万力を締めるみたいに顎を閉じていくと、その内にルリルの顔がみるみる恐怖に染まりとうとう一粒の涙が瞳から零れ、そして――。
「いけません」
「あでっ」
突然ポカリと俺の後頭部が軽く叩かれた。
「守護竜様、それ以上はいけません。怖がってるではありませんか」
今までのシリアスな雰囲気を台無しにするような気の抜けた声で窘められて、俺は大きくため息をついて顎をルリルの頭から離した。

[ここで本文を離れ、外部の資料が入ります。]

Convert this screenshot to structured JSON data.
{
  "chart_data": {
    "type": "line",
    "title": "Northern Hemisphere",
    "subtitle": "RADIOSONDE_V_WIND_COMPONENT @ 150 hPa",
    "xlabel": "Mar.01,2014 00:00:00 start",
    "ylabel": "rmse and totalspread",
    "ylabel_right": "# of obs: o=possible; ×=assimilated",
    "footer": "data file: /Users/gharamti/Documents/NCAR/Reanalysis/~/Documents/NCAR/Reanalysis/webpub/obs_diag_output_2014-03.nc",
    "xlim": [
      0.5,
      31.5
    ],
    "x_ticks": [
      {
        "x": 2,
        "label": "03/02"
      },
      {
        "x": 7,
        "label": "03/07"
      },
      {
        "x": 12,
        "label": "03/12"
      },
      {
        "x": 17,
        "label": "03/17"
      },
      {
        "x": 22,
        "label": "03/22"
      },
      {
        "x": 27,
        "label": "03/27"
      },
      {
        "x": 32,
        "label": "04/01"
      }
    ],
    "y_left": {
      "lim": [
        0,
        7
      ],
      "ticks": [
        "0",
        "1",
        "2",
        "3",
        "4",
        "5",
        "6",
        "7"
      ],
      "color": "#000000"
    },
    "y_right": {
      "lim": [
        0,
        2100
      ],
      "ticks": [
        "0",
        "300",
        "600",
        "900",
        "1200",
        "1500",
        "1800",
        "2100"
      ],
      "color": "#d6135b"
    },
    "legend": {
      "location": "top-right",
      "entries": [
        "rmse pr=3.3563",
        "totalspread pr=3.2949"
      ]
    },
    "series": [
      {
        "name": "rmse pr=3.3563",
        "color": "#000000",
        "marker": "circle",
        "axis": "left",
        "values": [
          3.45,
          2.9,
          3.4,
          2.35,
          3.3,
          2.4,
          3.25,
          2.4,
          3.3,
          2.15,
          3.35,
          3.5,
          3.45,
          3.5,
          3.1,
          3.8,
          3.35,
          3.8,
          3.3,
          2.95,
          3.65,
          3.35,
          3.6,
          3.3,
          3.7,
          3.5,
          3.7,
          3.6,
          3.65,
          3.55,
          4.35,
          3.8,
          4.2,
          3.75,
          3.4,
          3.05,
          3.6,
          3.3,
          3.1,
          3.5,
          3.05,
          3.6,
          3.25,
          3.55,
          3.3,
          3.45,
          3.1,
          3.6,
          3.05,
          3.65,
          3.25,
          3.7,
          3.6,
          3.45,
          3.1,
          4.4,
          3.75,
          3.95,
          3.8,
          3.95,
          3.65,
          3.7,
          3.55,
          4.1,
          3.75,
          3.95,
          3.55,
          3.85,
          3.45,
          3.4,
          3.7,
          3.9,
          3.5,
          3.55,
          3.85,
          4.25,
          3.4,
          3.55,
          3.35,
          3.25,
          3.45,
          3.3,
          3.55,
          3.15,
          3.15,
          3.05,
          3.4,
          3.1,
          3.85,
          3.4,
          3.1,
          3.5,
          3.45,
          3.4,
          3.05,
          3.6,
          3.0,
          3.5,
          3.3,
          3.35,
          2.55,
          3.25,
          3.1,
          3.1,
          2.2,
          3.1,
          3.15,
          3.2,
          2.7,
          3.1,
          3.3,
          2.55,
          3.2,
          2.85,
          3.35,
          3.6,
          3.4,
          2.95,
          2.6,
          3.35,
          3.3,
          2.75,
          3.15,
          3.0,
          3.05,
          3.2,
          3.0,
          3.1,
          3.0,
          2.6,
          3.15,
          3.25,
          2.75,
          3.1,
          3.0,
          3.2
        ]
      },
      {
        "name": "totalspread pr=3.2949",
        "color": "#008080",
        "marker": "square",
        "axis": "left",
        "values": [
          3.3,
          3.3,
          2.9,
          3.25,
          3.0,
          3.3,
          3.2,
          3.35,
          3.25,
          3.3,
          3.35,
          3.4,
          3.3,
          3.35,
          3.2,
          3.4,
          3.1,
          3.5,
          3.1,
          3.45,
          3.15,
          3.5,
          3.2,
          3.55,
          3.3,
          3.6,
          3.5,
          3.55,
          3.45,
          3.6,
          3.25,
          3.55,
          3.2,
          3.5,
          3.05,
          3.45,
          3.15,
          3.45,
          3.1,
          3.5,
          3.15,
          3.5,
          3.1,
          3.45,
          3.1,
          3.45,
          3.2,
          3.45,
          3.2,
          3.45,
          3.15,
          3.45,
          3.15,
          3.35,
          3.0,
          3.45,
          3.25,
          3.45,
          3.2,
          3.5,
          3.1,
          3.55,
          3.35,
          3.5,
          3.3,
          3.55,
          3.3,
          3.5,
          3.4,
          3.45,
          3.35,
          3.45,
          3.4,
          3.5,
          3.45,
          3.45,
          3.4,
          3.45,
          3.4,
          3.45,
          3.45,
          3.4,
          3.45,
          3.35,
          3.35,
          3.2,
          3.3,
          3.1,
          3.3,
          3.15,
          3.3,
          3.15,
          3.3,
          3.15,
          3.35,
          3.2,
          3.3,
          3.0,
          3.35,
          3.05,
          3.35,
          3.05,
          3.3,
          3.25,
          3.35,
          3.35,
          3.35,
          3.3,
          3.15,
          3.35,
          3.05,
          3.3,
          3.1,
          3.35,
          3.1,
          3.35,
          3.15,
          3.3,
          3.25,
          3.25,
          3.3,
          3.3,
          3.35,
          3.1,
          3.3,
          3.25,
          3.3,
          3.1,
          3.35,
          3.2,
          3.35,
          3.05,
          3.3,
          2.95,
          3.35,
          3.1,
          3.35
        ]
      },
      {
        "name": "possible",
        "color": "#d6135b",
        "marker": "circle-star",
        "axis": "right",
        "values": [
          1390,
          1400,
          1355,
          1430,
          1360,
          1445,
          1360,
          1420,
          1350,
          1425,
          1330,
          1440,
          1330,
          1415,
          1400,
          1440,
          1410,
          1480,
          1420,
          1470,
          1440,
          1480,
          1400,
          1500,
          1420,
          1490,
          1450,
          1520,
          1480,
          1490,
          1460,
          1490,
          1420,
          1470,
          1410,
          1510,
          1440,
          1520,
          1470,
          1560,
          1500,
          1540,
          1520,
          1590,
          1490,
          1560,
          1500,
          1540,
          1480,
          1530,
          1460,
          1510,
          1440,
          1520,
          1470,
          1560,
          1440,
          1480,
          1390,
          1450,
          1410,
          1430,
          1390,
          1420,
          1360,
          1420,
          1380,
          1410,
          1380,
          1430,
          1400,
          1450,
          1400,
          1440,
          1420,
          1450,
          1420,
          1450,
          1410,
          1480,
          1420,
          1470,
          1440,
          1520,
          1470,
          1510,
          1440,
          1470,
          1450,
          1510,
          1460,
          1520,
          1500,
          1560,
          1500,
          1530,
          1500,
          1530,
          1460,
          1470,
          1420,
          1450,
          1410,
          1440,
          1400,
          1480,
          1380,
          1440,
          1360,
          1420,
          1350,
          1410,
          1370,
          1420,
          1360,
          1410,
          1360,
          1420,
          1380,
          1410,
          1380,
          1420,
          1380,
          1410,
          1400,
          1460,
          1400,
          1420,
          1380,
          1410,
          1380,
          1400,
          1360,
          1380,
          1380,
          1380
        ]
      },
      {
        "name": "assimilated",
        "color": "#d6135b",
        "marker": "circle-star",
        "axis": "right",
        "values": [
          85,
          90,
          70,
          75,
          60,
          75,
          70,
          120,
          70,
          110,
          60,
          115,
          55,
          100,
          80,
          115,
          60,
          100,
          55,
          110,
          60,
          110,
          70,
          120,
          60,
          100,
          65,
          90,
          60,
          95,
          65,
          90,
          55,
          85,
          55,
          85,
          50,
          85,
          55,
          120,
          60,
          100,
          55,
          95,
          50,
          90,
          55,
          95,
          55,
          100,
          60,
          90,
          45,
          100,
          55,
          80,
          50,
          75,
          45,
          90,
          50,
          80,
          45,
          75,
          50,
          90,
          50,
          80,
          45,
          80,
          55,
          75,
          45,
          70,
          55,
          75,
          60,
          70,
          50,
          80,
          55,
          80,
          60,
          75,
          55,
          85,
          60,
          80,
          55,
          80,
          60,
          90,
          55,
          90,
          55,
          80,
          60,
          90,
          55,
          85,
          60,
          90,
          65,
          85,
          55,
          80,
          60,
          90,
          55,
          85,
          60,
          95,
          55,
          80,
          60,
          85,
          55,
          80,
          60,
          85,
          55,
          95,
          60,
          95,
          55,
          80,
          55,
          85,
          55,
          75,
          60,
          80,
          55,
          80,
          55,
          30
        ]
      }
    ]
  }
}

「姫さんよぉ、ここはもうちょっと乗ってくれよ。せっかくビビらせてんのに台無しじゃねぇか」
「いいえ、ダメです。これ以上は可哀想です」
「可愛そうって。こいつがしたこと考えればこれくらいの仕返ししたって、バチはあたんねぇだろう」
「それでも、ダメなものはダメです!」
「でもよぉ」
「めッ!」
「……はぁ、しょうがねぇな。おい、ガキ! 今回の所これでカンベンしといて」
チョロロロロ――……。
「あん?」
突然どこからか水音が聞こえる。
いったい何かと思ってたらそこはかとない異臭が鼻についた。
よく見ればいつの間にかルリルの足下に水たまりが広がっている。
「……ひくっ」
ルリルの肩がしゃくり上げるように跳ねたと思ったその次の瞬間。
「うわーーーーーーーーーーーーーーん!」
自身の服をぎゅっと握り締め羞恥に顔を真っ赤にした顔を振り上げて、ルリルが盛大に泣き始めた。
恥も外見もなく泣きじゃくるその姿はまるで幼い女児にしか見えない。
「あらあら、大変」
突然の事に戸惑うしかできなかった俺の背を降りると姫さんはルリルに慌てて駆け寄りその頭を撫でた。
「よしよし、大丈夫ですよ~。怖くない、怖くないですからね~」
今も泣き続けるルリルにそれを必死にあやす姫さん。なんともいたたまれない空気が辺りに満ちる。
つうかなんだよこの状況、これじゃまるで――。
ルリルをあやす姫さんと目が合う、気のせいかその目は心なしかいつもよりもジトッとしてるような気がしないでもないような気がした。
「だぁーもう、なんだよ! 俺が悪いってのかよッ!」
降って湧いた釈然としない状況に、俺はただ不貞腐ることしかできないのだった。